5. Eradicate + verify

Remove the cron beacon and any backdoor Nacos admin. Rotate everything the agent could read: the LLM API keys it hunted for (OpenAI/Anthropic/DeepSeek/Gemini), cloud credentials, MinIO keys, database passwords, and the Nacos signing key. Restore Nacos config from backup — the originals were dropped, so you are rebuilding, not decrypting. Then confirm the Langflow→Nacos path is actually closed by walking it yourself, after patching — not by re-reading the version banner.

Where Zero Hunt fits

The failure in JADEPUFFER was not that the CVEs were unknown — they were catalogued, KEV-listed, patchable. The failure was that no one had verified, from an attacker's position, that the Langflow box could reach the Nacos box and that both were still exploitable. That verification is what Zero Hunt's 10-agent generative pentest does continuously: the Recon, Exploit and Web agents write a per-target probe against your actual /api/v1/validate/code endpoint with a local LLM — no dependence on ExploitDB or a public PoC — and the Credential, Post-Exploit and Pivot agents walk the exact Langflow→Nacos chain in your environment, proving whether the path is open before an agentic actor finds it. Every exploit runs in an ephemeral Docker container with optional gVisor hardening, so the appliance host is never touched — the containment discipline the victim network lacked. Skills are backtested in the AI Gym against Vulhub, NYU CTF Bench and 314 CVE-based black-box tasks before they touch production, and every finding is ECDSA-signed. A change-triggered campaign fires within the hour a new Langflow instance appears on your perimeter — closing the window an agent races to exploit. And because the whole engine is 100% on-prem with a local LLM, it needs none of the cloud API keys JADEPUFFER went hunting for.

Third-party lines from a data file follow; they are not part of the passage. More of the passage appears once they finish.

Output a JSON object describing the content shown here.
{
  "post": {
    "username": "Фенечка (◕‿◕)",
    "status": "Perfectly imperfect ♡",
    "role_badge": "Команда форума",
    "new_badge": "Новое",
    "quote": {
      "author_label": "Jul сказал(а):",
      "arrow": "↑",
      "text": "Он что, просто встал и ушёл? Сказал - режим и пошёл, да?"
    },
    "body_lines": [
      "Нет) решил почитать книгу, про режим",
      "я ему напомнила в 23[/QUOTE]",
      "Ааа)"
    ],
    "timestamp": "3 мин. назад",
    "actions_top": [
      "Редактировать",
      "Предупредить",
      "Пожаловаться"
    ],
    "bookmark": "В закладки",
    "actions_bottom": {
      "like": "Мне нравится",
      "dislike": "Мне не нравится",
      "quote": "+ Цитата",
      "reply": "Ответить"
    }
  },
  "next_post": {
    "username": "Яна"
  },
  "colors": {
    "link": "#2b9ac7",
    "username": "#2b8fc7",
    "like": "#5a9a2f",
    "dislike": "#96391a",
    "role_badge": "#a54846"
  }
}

Against an operator that adapts in 31 seconds, detection has to run at wire speed. Zero Hunt's AI Traffic Analysis is a deep-learning model with four parallel inference heads — suspicious traffic, malware classification, attack-type identification, application fingerprinting — trained on billions of PCAP sequences and running locally on the appliance GPU at a 2.7+ Gbit/s baseline. It sees the internal scan, the never-before-seen pivot, and the mass-encryption fan-out as they happen on the wire — not in the morning digest, which against a machine operator is only ever a record of what you already lost.

The first agentic ransomware operation reused two boring, long-patched bugs. The next one will too — because the bottleneck was never the exploit. It was the human. That constraint is now gone on the attacker's side. It has to go on yours.